"The Sun News," Myrtle Beach, SC
June 27, 1999 - page 1A - excerpts
By Mike Morgan

"Lewis Grizzard Returns"

There were big doings on Front Street Friday night. Dozens of people hovered on the pavement beneath the Strand Theater marquee, while in the lobby more clamored around the ticket counter to get a seat. Inside the Strand, everything was about to kick off with what no one has seen live in five years: Lewis Grizzard on stage.

Grizzard, the popular author, speaker and syndicated columnist from Georgia, died in 1994. But Georgetown had the next best thing: Bill Oberst, Jr, who has made a name for himself in the Southeast with his one-man shows portraying the likes of Mark Twain, John F. Kennedy and Abraham Lincoln.

Friday’s performance was a success by any measure. The house was filled to capacity, with folding chairs set in the aisles to handle the overflow and about 200 people on a waiting list for unclaimed seats.

And Oberst’s portrayal was marvelous. His makeup, thin physique, facial structure, stage mustache, shaggy hair and glasses completed an eerie representation. But Oberst’s handling of the material made the show. He focused on many of Grizzard’s most popular stories: about hemorrhoid commercials, preachers, University of Georgia football and the school’s mascot Uga. Grizzard could say that no matter how important a person thinks he is, the attendance at his funeral will be determined by the weather, and people understood. He could describe sitting up all night with the body of a dead relative, and make it funny.

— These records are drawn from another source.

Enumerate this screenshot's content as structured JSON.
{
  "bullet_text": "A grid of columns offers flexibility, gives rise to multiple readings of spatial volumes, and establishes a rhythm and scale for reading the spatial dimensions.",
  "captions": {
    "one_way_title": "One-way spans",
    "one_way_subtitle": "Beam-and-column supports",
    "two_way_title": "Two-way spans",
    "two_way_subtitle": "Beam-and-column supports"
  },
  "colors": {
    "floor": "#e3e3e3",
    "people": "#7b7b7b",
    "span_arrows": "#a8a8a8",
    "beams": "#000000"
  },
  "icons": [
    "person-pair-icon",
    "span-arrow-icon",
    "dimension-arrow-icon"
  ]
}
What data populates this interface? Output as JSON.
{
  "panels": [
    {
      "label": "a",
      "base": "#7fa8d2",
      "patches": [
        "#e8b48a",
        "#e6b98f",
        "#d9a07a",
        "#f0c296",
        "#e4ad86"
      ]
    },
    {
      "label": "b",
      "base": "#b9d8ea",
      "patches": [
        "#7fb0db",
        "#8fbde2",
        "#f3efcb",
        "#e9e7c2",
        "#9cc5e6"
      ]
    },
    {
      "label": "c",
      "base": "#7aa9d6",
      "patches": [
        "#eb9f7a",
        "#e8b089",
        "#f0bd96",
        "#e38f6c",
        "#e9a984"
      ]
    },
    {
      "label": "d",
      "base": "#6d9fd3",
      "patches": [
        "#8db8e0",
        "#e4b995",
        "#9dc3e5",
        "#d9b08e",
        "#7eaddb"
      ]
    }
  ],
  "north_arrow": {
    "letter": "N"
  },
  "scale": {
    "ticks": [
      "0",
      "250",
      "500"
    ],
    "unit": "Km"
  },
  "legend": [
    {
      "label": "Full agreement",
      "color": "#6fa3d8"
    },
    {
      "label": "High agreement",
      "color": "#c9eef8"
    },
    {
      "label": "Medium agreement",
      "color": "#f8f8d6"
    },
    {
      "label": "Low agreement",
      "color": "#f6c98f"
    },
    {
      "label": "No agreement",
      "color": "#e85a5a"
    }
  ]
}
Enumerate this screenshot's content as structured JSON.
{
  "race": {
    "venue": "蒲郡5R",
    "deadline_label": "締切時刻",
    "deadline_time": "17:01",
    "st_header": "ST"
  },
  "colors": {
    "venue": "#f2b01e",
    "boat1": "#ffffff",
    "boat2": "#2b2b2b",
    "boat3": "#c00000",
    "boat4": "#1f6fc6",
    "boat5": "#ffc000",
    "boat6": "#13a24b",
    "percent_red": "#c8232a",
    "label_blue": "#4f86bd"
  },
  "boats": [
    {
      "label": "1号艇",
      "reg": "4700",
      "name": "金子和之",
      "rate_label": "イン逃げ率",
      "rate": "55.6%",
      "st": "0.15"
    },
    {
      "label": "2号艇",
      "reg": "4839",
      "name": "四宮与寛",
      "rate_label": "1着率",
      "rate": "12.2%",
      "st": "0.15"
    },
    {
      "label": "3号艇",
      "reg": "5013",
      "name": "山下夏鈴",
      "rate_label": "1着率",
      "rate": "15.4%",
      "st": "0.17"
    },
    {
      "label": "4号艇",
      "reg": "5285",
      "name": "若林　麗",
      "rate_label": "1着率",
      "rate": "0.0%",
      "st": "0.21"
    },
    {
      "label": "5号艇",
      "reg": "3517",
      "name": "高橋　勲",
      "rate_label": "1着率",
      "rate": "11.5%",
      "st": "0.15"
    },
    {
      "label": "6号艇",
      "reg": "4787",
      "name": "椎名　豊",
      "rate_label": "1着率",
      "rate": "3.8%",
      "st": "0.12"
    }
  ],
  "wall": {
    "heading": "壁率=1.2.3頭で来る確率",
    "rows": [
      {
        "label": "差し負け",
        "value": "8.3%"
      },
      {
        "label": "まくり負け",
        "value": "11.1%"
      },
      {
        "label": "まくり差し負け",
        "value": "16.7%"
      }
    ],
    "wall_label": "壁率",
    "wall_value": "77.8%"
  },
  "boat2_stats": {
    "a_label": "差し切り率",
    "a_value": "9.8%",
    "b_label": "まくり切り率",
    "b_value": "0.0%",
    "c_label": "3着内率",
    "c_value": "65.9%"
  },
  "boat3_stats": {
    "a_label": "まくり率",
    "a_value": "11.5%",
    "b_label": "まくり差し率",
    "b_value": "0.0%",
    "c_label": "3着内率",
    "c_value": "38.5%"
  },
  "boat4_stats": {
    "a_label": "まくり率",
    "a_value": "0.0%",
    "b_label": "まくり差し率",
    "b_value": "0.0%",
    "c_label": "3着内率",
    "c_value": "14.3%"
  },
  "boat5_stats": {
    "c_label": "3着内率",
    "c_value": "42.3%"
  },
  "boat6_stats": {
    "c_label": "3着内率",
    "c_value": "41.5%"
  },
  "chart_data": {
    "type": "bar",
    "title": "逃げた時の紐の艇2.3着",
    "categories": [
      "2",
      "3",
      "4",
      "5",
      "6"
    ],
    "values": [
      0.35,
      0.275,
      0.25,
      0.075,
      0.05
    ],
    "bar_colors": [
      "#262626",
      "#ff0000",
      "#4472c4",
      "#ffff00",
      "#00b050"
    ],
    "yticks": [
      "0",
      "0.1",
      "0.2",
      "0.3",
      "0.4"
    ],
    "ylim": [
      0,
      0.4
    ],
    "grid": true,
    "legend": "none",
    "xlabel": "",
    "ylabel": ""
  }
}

In the show’s program, Oberst had included a famous Grizzard column about the death of his beloved black Labrador retriever, Catfish. After the performance, Grizzard’s manager, Steve Enoch (who created the show along with Grizzard’s widow Dedra) related a story about the day after Thanksgiving Day 1993. He had arrived at Grizzard’s house after a night of watching football, drinking, and a mishap with the fireplace that had filled the house with smoke. “There was soot all over the house,” Enoch said, “and Lewis just said, ‘Catfish died.’ and threw the column down.”

That (human) side of Grizzard is what Oberst wants to convey in his show, and part of the legacy Steve Enoch and Dedra Grizzard want to preserve.